I developed and have been using the script since about October, 2009. I synchronize a collection of around 90 playlists, which includes around 1900 MP3 tracks, quickly and cleanly. I hope the script might be useful to you. It is free and open source (under a dual GPL and Apache license). If you're running Mac OS X and use iTunes, please give it a try and let me know what you think!

playlistsync.py

Features

  • Only those items necessary to rectify differences with the files already in the target hierarchy are copied.

  • The target directory is also purged of playlists, track files, and directories which do not correspond to any elements within the subject playlist's hierarchy. (Other files and directories are left undisturbed.)

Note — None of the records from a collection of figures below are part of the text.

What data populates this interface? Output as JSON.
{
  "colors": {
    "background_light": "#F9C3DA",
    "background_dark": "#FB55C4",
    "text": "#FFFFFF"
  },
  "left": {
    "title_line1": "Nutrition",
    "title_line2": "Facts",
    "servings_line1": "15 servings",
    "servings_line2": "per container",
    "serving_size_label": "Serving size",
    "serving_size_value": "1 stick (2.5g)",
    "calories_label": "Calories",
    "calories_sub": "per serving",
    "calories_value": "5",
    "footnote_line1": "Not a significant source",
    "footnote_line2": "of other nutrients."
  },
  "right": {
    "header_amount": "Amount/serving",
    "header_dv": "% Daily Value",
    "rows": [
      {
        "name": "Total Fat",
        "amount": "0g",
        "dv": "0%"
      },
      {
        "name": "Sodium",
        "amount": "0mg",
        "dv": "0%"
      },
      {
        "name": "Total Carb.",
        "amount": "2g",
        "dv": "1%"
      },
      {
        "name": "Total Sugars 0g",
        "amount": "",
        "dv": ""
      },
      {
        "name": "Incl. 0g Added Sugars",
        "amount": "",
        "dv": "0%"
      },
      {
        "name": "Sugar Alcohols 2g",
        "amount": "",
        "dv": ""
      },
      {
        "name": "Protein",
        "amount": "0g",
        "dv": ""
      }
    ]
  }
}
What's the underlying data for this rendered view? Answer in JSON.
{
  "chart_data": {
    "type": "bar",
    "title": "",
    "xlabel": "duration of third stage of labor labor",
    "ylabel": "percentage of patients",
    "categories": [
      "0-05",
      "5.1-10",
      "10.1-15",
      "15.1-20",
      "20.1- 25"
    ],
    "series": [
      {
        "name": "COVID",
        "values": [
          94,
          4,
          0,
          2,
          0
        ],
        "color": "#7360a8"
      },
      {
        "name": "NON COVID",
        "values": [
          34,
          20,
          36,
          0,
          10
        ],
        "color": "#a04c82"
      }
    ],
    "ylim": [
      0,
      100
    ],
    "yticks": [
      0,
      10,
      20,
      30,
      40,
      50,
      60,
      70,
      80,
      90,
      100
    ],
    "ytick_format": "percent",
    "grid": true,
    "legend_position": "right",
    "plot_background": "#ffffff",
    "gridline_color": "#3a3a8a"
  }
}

  • The destination playlists are named for their originating playlists location in the containment hierarchy, eg "Rock_Alt_NewWave" for the "NewWave" playlist in the "Alt" playlist folder that's contained in the "Rock" playlist folder.

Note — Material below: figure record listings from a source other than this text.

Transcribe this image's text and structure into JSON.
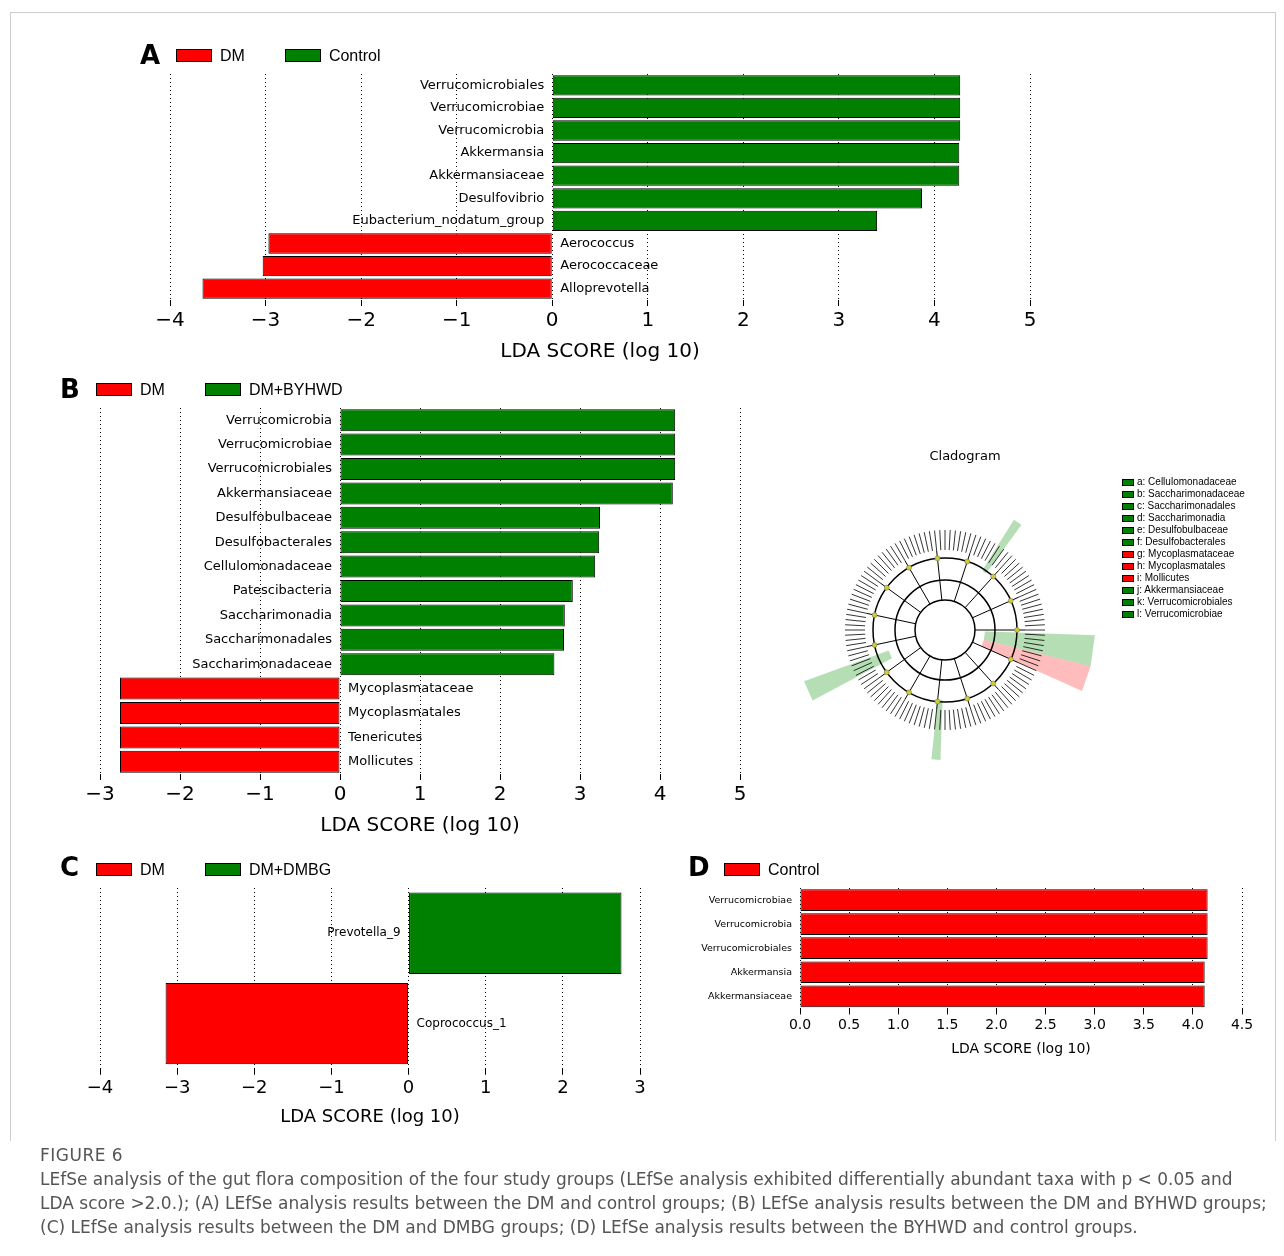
{
  "chart_data": [
    {
      "type": "bar",
      "title": "A",
      "orientation": "horizontal",
      "stacked": true,
      "categories": [
        "Verrucomicrobiales",
        "Verrucomicrobiae",
        "Verrucomicrobia",
        "Akkermansia",
        "Akkermansiaceae",
        "Desulfovibrio",
        "Eubacterium_nodatum_group",
        "Aerococcus",
        "Aerococcaceae",
        "Alloprevotella"
      ],
      "series": [
        {
          "name": "DM",
          "color": "#ff0000",
          "values": [
            null,
            null,
            null,
            null,
            null,
            null,
            null,
            -2.97,
            -3.03,
            -3.66
          ]
        },
        {
          "name": "Control",
          "color": "#008000",
          "values": [
            4.27,
            4.27,
            4.27,
            4.26,
            4.26,
            3.87,
            3.4,
            null,
            null,
            null
          ]
        }
      ],
      "xlabel": "LDA SCORE (log 10)",
      "xlim": [
        -4,
        5
      ],
      "xticks": [
        {
          "value": -4,
          "label": "−4"
        },
        {
          "value": -3,
          "label": "−3"
        },
        {
          "value": -2,
          "label": "−2"
        },
        {
          "value": -1,
          "label": "−1"
        },
        0,
        1,
        2,
        3,
        4,
        5
      ],
      "grid": "x",
      "legend": "top left"
    },
    {
      "type": "bar",
      "title": "B",
      "orientation": "horizontal",
      "stacked": true,
      "categories": [
        "Verrucomicrobia",
        "Verrucomicrobiae",
        "Verrucomicrobiales",
        "Akkermansiaceae",
        "Desulfobulbaceae",
        "Desulfobacterales",
        "Cellulomonadaceae",
        "Patescibacteria",
        "Saccharimonadia",
        "Saccharimonadales",
        "Saccharimonadaceae",
        "Mycoplasmataceae",
        "Mycoplasmatales",
        "Tenericutes",
        "Mollicutes"
      ],
      "series": [
        {
          "name": "DM",
          "color": "#ff0000",
          "values": [
            null,
            null,
            null,
            null,
            null,
            null,
            null,
            null,
            null,
            null,
            null,
            -2.75,
            -2.75,
            -2.75,
            -2.75
          ]
        },
        {
          "name": "DM+BYHWD",
          "color": "#008000",
          "values": [
            4.19,
            4.19,
            4.19,
            4.16,
            3.25,
            3.24,
            3.19,
            2.91,
            2.81,
            2.8,
            2.68,
            null,
            null,
            null,
            null
          ]
        }
      ],
      "xlabel": "LDA SCORE (log 10)",
      "xlim": [
        -3,
        5
      ],
      "xticks": [
        {
          "value": -3,
          "label": "−3"
        },
        {
          "value": -2,
          "label": "−2"
        },
        {
          "value": -1,
          "label": "−1"
        },
        0,
        1,
        2,
        3,
        4,
        5
      ],
      "grid": "x",
      "legend": "top left"
    },
    {
      "type": "other",
      "title": "Cladogram",
      "annotations": [
        "a: Cellulomonadaceae",
        "b: Saccharimonadaceae",
        "c: Saccharimonadales",
        "d: Saccharimonadia",
        "e: Desulfobulbaceae",
        "f: Desulfobacterales",
        "g: Mycoplasmataceae",
        "h: Mycoplasmatales",
        "i: Mollicutes",
        "j: Akkermansiaceae",
        "k: Verrucomicrobiales",
        "l: Verrucomicrobiae"
      ],
      "colors": [
        "#008000",
        "#008000",
        "#008000",
        "#008000",
        "#008000",
        "#008000",
        "#ff0000",
        "#ff0000",
        "#ff0000",
        "#008000",
        "#008000",
        "#008000"
      ]
    },
    {
      "type": "bar",
      "title": "C",
      "orientation": "horizontal",
      "stacked": true,
      "categories": [
        "Prevotella_9",
        "Coprococcus_1"
      ],
      "series": [
        {
          "name": "DM",
          "color": "#ff0000",
          "values": [
            null,
            -3.15
          ]
        },
        {
          "name": "DM+DMBG",
          "color": "#008000",
          "values": [
            2.76,
            null
          ]
        }
      ],
      "xlabel": "LDA SCORE (log 10)",
      "xlim": [
        -4,
        3
      ],
      "xticks": [
        {
          "value": -4,
          "label": "−4"
        },
        {
          "value": -3,
          "label": "−3"
        },
        {
          "value": -2,
          "label": "−2"
        },
        {
          "value": -1,
          "label": "−1"
        },
        0,
        1,
        2,
        3
      ],
      "grid": "x",
      "legend": "top left"
    },
    {
      "type": "bar",
      "title": "D",
      "orientation": "horizontal",
      "stacked": true,
      "categories": [
        "Verrucomicrobiae",
        "Verrucomicrobia",
        "Verrucomicrobiales",
        "Akkermansia",
        "Akkermansiaceae"
      ],
      "series": [
        {
          "name": "Control",
          "color": "#ff0000",
          "values": [
            4.15,
            4.15,
            4.15,
            4.12,
            4.12
          ]
        }
      ],
      "xlabel": "LDA SCORE (log 10)",
      "xlim": [
        0,
        4.5
      ],
      "xticks": [
        {
          "value": 0,
          "label": "0.0"
        },
        {
          "value": 0.5,
          "label": "0.5"
        },
        {
          "value": 1,
          "label": "1.0"
        },
        {
          "value": 1.5,
          "label": "1.5"
        },
        {
          "value": 2,
          "label": "2.0"
        },
        {
          "value": 2.5,
          "label": "2.5"
        },
        {
          "value": 3,
          "label": "3.0"
        },
        {
          "value": 3.5,
          "label": "3.5"
        },
        {
          "value": 4,
          "label": "4.0"
        },
        {
          "value": 4.5,
          "label": "4.5"
        }
      ],
      "grid": "x",
      "legend": "top left",
      "annotations": [
        "FIGURE 6",
        "LEfSe analysis of the gut flora composition of the four study groups (LEfSe analysis exhibited differentially abundant taxa with p < 0.05 and LDA score >2.0.); (A) LEfSe analysis results between the DM and control groups; (B) LEfSe analysis results between the DM and BYHWD groups; (C) LEfSe analysis results between the DM and DMBG groups; (D) LEfSe analysis results between the BYHWD and control groups."
      ]
    }
  ]
}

  • Like the playlist folders in iTunes, the playlist files corresponding to each iTunes playlist folder include the tracks of all the directly and indirectly contained subfolders and playlists.

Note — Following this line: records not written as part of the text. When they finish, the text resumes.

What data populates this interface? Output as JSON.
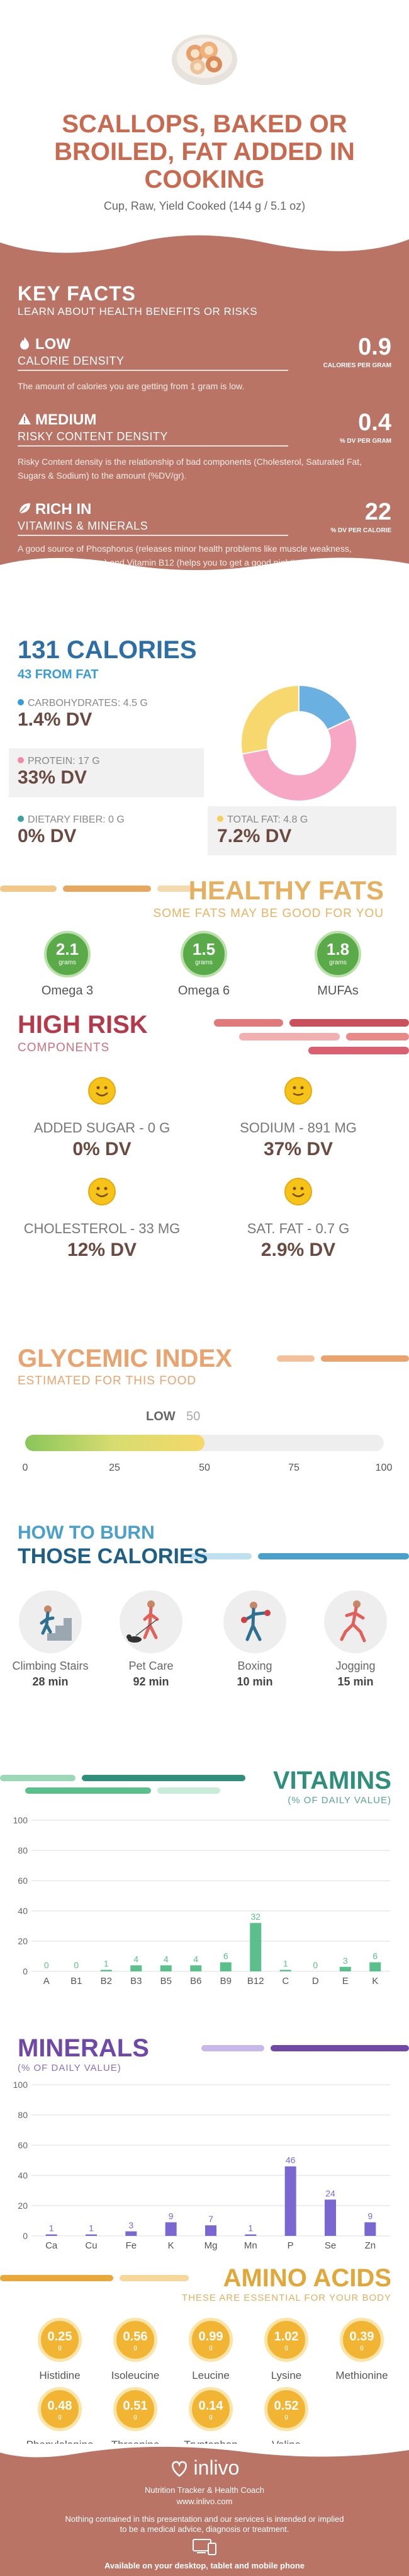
{
  "header": {
    "title_lines": [
      "SCALLOPS, BAKED OR",
      "BROILED, FAT ADDED IN",
      "COOKING"
    ],
    "serving": "Cup, Raw, Yield Cooked (144 g / 5.1 oz)"
  },
  "key_facts": {
    "title": "KEY FACTS",
    "subtitle": "LEARN ABOUT HEALTH BENEFITS OR RISKS",
    "rows": [
      {
        "level": "LOW",
        "category": "CALORIE DENSITY",
        "value": "0.9",
        "value_label": "CALORIES PER GRAM",
        "desc": "The amount of calories you are getting from 1 gram is low."
      },
      {
        "level": "MEDIUM",
        "category": "RISKY CONTENT DENSITY",
        "value": "0.4",
        "value_label": "% DV PER GRAM",
        "desc": "Risky Content density is the relationship of bad components (Cholesterol, Saturated Fat, Sugars & Sodium) to the amount (%DV/gr)."
      },
      {
        "level": "RICH IN",
        "category": "VITAMINS & MINERALS",
        "value": "22",
        "value_label": "% DV PER CALORIE",
        "desc": "A good source of Phosphorus (releases minor health problems like muscle weakness, numbness and fatigue) and Vitamin B12 (helps you to get a good night's sleep)."
      }
    ]
  },
  "calories": {
    "title": "131 CALORIES",
    "from_fat": "43 FROM FAT",
    "macros": [
      {
        "label": "CARBOHYDRATES: 4.5 g",
        "value": "1.4% DV",
        "color": "#3a9bd5"
      },
      {
        "label": "PROTEIN: 17 g",
        "value": "33% DV",
        "color": "#f28aa8"
      },
      {
        "label": "DIETARY FIBER: 0 g",
        "value": "0% DV",
        "color": "#3aa0a0"
      },
      {
        "label": "TOTAL FAT: 4.8 g",
        "value": "7.2% DV",
        "color": "#f4cf5a"
      }
    ],
    "donut": [
      {
        "name": "carbohydrates",
        "value": 18,
        "color": "#6ab0e0"
      },
      {
        "name": "protein",
        "value": 54,
        "color": "#f7a6c3"
      },
      {
        "name": "fat",
        "value": 28,
        "color": "#f6d86e"
      }
    ]
  },
  "healthy_fats": {
    "title": "HEALTHY FATS",
    "subtitle": "SOME FATS MAY BE GOOD FOR YOU",
    "items": [
      {
        "name": "Omega 3",
        "value": "2.1",
        "unit": "grams"
      },
      {
        "name": "Omega 6",
        "value": "1.5",
        "unit": "grams"
      },
      {
        "name": "MUFAs",
        "value": "1.8",
        "unit": "grams"
      }
    ]
  },
  "high_risk": {
    "title": "HIGH RISK",
    "subtitle": "COMPONENTS",
    "items": [
      {
        "label": "ADDED SUGAR - 0 g",
        "value": "0% DV"
      },
      {
        "label": "SODIUM - 891 mg",
        "value": "37% DV"
      },
      {
        "label": "CHOLESTEROL - 33 mg",
        "value": "12% DV"
      },
      {
        "label": "SAT. FAT - 0.7 g",
        "value": "2.9% DV"
      }
    ]
  },
  "glycemic": {
    "title": "GLYCEMIC INDEX",
    "subtitle": "ESTIMATED FOR THIS FOOD",
    "level": "LOW",
    "value": "50",
    "fill_fraction": 0.5,
    "ticks": [
      "0",
      "25",
      "50",
      "75",
      "100"
    ]
  },
  "burn": {
    "title_line1": "HOW TO BURN",
    "title_line2": "THOSE CALORIES",
    "activities": [
      {
        "name": "Climbing Stairs",
        "minutes": "28 min",
        "icon": "stairs-icon"
      },
      {
        "name": "Pet Care",
        "minutes": "92 min",
        "icon": "dog-walk-icon"
      },
      {
        "name": "Boxing",
        "minutes": "10 min",
        "icon": "boxing-icon"
      },
      {
        "name": "Jogging",
        "minutes": "15 min",
        "icon": "jogging-icon"
      }
    ]
  },
  "vitamins": {
    "title": "VITAMINS",
    "subtitle": "(% OF DAILY VALUE)",
    "chart_data": {
      "type": "bar",
      "categories": [
        "A",
        "B1",
        "B2",
        "B3",
        "B5",
        "B6",
        "B9",
        "B12",
        "C",
        "D",
        "E",
        "K"
      ],
      "values": [
        0,
        0,
        1,
        4,
        4,
        4,
        6,
        32,
        1,
        0,
        3,
        6
      ],
      "ylim": [
        0,
        100
      ],
      "yticks": [
        "0",
        "20",
        "40",
        "60",
        "80",
        "100"
      ],
      "color": "#5abf8a"
    }
  },
  "minerals": {
    "title": "MINERALS",
    "subtitle": "(% OF DAILY VALUE)",
    "chart_data": {
      "type": "bar",
      "categories": [
        "Ca",
        "Cu",
        "Fe",
        "K",
        "Mg",
        "Mn",
        "P",
        "Se",
        "Zn"
      ],
      "values": [
        1,
        1,
        3,
        9,
        7,
        1,
        46,
        24,
        9
      ],
      "ylim": [
        0,
        100
      ],
      "yticks": [
        "0",
        "20",
        "40",
        "60",
        "80",
        "100"
      ],
      "color": "#7a68d0"
    }
  },
  "amino": {
    "title": "AMINO ACIDS",
    "subtitle": "THESE ARE ESSENTIAL FOR YOUR BODY",
    "items": [
      {
        "name": "Histidine",
        "value": "0.25",
        "unit": "g"
      },
      {
        "name": "Isoleucine",
        "value": "0.56",
        "unit": "g"
      },
      {
        "name": "Leucine",
        "value": "0.99",
        "unit": "g"
      },
      {
        "name": "Lysine",
        "value": "1.02",
        "unit": "g"
      },
      {
        "name": "Methionine",
        "value": "0.39",
        "unit": "g"
      },
      {
        "name": "Phenylalanine",
        "value": "0.48",
        "unit": "g"
      },
      {
        "name": "Threonine",
        "value": "0.51",
        "unit": "g"
      },
      {
        "name": "Tryptophan",
        "value": "0.14",
        "unit": "g"
      },
      {
        "name": "Valine",
        "value": "0.52",
        "unit": "g"
      }
    ]
  },
  "footer": {
    "brand": "inlivo",
    "tagline": "Nutrition Tracker & Health Coach",
    "url": "www.inlivo.com",
    "disclaimer_1": "Nothing contained in this presentation and our services is intended or implied",
    "disclaimer_2": "to be a medical advice, diagnosis or treatment.",
    "availability": "Available on your desktop, tablet and mobile phone"
  }
}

  • Simplistic shuffle-play schemes (like that of Android's default music player) always start with a playlist's first track, and shuffle from there. This script provides a workaround, setting the first track to a dummy "stub track", one that is brief and silent. I use a track that consists of just 1 second of silence.

    To use this feature, include such a track in your iTunes library and assign the track's name to the variable USE_STUB_TRACK (default = '00 Stub Track'). You need not explicitly include the stub track on any of your iTunes playlists - it will be included at the top of the destination playlists automatically.

  • Failsafe - to avoid unintended deletion of music files in mistaken target directories, the target directory must contain a file with the name specified by TARGET_DIRECTORY_FAILSAFE_FILE. The user is prompted for creation of the failsafe file if absent, eg the first time the script is run.

Configuration and Operation

Follow the python appscript instructions to install appscript in the python you'll be using to run the script.

Configure the script by setting variable names in the script code and/or using command-line options, overriding the persistent configuration variables. See the script code, below the "Configuration Below" line, for the user-configurable variables, with explanations. Invoke with '--help' to see the available options.

The synchronization target directory must exist and be writable.

To avoid unintended deletion of music files in mistaken target directories, the target directory must contain a file with the name specified by TARGET_DIRECTORY_FAILSAFE_FILE. You will be prompted for creation of the failsafe file if absent, eg the first time you the script targets that directory. You can tell the script to create the failsafe file when necessary, without prompting, by setting ALWAYS_CREATE_FAILSAFE True or passing in "-c" / "--create-failsafe".

Invoke by applying the appscript-equipped python on playlistsync.py, specifying the target directory with the '-d' option if you haven't configured the TARGET_DIRECTORY_PATH script setting:

python playlistsync.py -d /Volumes/G1_USD/Music/synchronized

Known Problems

My system sometimes hits an appscript timeout bug, where appscript hangs after a certain number of interactions, and after sixty seconds of being stuck raises a timeout exception. The script works around this problem by catching the exception and restarting the sync process - quickly skipping over the already accomplished work and resuming where it left off. If the timeout returns with too little intervening progress, the script quits. This rarely happens, but if it does you may have to restart your machine to clear it. The problem rarely happens to me under Snow Leopard, and i've only once had to restart my machine.

(You can run the script in a dummy mode to elicit a possibly related timeout every time, always at around 65,300 (around 2**16) interactions and often a bit before - varying between 57000 and 58000 for me - by invoking it with '--timeout-test'. It will print progress counts every 1000 interactions, stopping when the exception is hit or if it runs cleanly past 2**16 interactions, reporting the final disposition either way.)